Face à l’échec des négociations pour retourner au deal de 2015, Washington a entamé avec Téhéran des pourparlers bilatéraux sur la question des prisonniers, pour lesquels un accord d’échange a récemment été trouvé, et qui auraient permis de ralentir le programme nucléaire iranien.
Parallèlement, la Maison Blanche a accentué ses efforts diplomatiques en vue d’une normalisation entre Israël et l’Arabie Saoudite – poids lourd du monde musulman – qui offrirait une caution symbolique forte à la reconnaissance de l’État hébreu. En vue de conclure un accord avant le printemps 2024, lorsque Biden concentrera ses efforts sur sa campagne présidentielle, la Maison Blanche tente d’obtenir d’Israël des concessions sur le dossier palestinien.
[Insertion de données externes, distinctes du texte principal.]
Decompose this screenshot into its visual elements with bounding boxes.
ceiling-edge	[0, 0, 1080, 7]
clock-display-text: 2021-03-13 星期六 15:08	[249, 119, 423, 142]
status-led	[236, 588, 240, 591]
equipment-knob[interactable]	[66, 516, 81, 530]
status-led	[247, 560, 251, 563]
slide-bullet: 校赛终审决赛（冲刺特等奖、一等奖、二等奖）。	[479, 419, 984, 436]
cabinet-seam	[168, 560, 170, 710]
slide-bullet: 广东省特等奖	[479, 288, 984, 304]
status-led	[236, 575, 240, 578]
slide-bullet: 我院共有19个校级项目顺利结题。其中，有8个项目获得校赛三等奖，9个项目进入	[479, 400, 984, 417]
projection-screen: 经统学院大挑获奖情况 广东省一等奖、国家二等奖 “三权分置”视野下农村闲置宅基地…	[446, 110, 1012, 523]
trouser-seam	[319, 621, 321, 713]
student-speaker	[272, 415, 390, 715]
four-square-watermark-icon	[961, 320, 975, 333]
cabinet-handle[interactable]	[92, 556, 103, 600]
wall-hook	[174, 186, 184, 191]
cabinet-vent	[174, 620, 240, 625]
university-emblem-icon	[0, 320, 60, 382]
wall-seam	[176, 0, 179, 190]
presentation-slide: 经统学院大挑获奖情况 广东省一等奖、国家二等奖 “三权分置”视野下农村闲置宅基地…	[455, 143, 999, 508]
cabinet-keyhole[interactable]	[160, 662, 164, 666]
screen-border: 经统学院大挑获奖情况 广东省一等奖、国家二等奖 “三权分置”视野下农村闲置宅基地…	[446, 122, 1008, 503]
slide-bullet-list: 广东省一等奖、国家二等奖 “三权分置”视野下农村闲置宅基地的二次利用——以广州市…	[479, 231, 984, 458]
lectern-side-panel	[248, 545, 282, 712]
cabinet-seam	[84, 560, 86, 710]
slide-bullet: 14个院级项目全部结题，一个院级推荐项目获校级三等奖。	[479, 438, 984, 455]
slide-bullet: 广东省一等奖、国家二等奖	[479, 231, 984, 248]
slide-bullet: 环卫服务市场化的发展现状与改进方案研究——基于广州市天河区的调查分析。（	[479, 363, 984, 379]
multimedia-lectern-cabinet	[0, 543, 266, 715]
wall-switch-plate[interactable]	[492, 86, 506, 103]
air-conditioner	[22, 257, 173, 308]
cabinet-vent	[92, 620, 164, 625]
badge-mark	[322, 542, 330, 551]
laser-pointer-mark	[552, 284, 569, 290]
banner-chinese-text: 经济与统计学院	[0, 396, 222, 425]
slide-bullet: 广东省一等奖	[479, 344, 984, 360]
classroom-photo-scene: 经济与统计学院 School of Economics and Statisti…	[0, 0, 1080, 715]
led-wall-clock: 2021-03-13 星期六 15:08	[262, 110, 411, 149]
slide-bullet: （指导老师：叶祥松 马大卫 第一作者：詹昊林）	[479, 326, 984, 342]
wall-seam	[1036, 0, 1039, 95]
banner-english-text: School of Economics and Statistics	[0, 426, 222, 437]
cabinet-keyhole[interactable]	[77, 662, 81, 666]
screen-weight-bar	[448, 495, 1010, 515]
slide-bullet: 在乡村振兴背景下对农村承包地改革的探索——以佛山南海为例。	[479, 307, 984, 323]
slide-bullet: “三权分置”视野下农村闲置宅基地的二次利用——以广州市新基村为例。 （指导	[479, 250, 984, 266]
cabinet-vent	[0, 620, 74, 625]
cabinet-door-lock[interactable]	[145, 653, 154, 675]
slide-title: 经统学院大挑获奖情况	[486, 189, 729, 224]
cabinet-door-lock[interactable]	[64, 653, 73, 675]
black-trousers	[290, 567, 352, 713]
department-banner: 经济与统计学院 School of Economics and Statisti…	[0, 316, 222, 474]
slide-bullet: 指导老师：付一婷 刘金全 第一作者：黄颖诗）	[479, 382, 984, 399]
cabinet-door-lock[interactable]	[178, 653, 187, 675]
De quoi respecter l’ambition officielle du Royaume saoudien de se poser en défenseur de cette cause auprès de sa population et des pays arabes. Une tâche difficile avec le gouvernement actuel de Benjamin Netanyahou, le plus à droite de l’histoire d’Israël, qui réunit notamment des ultraorthodoxes et des suprémacistes juifs. En effet Ron Dermer, ministre d’État israélien aux affaires stratégiques en charge notamment du dossier de la normalisation avec les pays arabes, n’aurait pas montré de signe d’ouverture en ce sens lors de son récent passage à Washington, précisant qu’Israël serait néanmoins prêt à concéder sur le programme nucléaire saoudien.
Car, pour une normalisation avec Israël, Riyad a posé ses conditions à Washington : faciliter les ventes d’armes au Royaume, conclure un pacte sécuritaire, mais aussi obtenir une assistance pour développer son programme nucléaire. Malgré le risque de voir la région plonger dans une course à l’enrichissement d’uranium et au développement de l’arme nucléaire – bien que les autorités saoudiennes assurent officiellement n’avoir qu’un projet civil – les États-Unis semblent envisager cette possibilité. D’autant plus que le Royaume étudierait une proposition chinoise pour construire une centrale nucléaire en Arabie, une option plus abordable et qui ne serait pas conditionnée à un respect par Riyad de non-enrichissement et de non-exploitation de ses mines d’uranium (contrairement aux exigences de non-prolifération imposées par Washington).
Si l’offre est sur la table, les officiels saoudiens ont cependant indiqué qu’elle visait plutôt à obtenir une flexibilité sur ces questions de la part des Américains, pour qui la coopération sécuritaire et technologique avec Pékin est une ligne rouge.
Les efforts diplomatiques de l’administration Biden envers l’Arabie Saoudite sont donc à suivre avec soin car ils aboutiraient à changer profondément la donne au Moyen-Orient. Mais les obstacles à la réalisation des objectifs américains sont nombreux et donnent à penser à beaucoup que cette politique est exagérément ambitieuse car l’équation comporte trop d’incertitudes et que Riyad a appris à jouer avec ses cartes… les événements actuels à Gaza mettent les plans américains à rude épreuve. La normalisation avec Israël est renvoyée à des jours meilleurs. Tout dépendra de l’issue de la crise et de ce que les Américains obtiendront éventuellement d’Israël au profit des Palestiniens, ainsi que des réponses positives qu’ils accepteront, ou non, d’apporter aux demandes saoudiennes en matière de sécurité et d’énergie nucléaire.